Cambiamo Messina dal Basso al Villaggio Matteotti
"Ogni tempo ha il suo fascismo: se ne notano i segni premonitori dovunque la concentrazione di potere nega al cittadino la possibilità e la capacità di esprimere ed attuare la sua volontà".
Così scriveva Primo Levi. E in questi tempi di autoritarismo, repressione del dissenso e smanie belliciste, è un dovere etico rigenerare gli anticorpi che del fascismo possano contrastare qualunque riedizione.
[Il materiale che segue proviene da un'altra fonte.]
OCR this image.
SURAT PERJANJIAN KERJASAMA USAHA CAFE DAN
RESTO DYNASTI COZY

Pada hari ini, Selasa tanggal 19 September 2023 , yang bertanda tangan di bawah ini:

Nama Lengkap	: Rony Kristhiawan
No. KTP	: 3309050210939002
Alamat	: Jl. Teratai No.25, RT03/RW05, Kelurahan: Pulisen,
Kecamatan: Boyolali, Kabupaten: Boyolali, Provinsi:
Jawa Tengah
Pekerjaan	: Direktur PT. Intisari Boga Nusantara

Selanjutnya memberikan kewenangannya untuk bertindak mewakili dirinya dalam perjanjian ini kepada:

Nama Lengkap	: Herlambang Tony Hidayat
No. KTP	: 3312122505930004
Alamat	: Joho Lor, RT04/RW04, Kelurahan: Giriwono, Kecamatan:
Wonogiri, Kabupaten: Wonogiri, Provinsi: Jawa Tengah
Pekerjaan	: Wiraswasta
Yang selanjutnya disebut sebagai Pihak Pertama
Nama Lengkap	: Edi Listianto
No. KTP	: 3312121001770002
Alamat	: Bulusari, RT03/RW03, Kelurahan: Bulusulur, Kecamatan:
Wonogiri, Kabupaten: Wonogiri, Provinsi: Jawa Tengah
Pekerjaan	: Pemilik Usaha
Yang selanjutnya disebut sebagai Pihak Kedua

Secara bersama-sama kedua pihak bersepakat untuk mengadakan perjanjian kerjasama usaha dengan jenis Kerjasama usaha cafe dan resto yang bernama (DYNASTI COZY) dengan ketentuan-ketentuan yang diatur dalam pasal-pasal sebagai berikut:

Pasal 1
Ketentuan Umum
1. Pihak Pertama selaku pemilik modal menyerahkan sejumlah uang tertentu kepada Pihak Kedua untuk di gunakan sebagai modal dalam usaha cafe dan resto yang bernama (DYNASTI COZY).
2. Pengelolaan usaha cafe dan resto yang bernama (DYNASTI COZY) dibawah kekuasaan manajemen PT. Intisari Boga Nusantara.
Ieri, con il nostro omaggio alla memoria di Giacomo Matteotti, abbiamo voluto fare (anche) questo. Lo abbiamo ricordato attraverso i suoi testi, prima in un momento intimo di lettura e ascolto guidato dal collettivo universitario Decimo Sommerso, poi in una performance curata dagli storici Giuseppe Restifo e Claudio Staiti e dalle attrici Elvira Ghirlanda Gabriella Cacia e Milena Bartolone, che ci hanno accompagnato attraverso gli anni del confino a Messina fino ai momenti drammatici dell’assassinio. È stato un pomeriggio denso di riflessione e di commozione. Essere nel quartiere che porta il suo nome, in mezzo alla gente del posto, e concludere la serata con la musica, il canto e le danze di Sicilia e dintorni, ha restituito ancora più fortemente il senso dell'essere una comunità antifascista. Grazie a tutti coloro che sono stati presenti, e ad ANPI, ARB , Casa del Popolo, Rifondazione Comunista, Decimo Sommerso e Sicilia e Dintorni per aver creato assieme a Cambiamo Messina dal Basso questa cosa bella.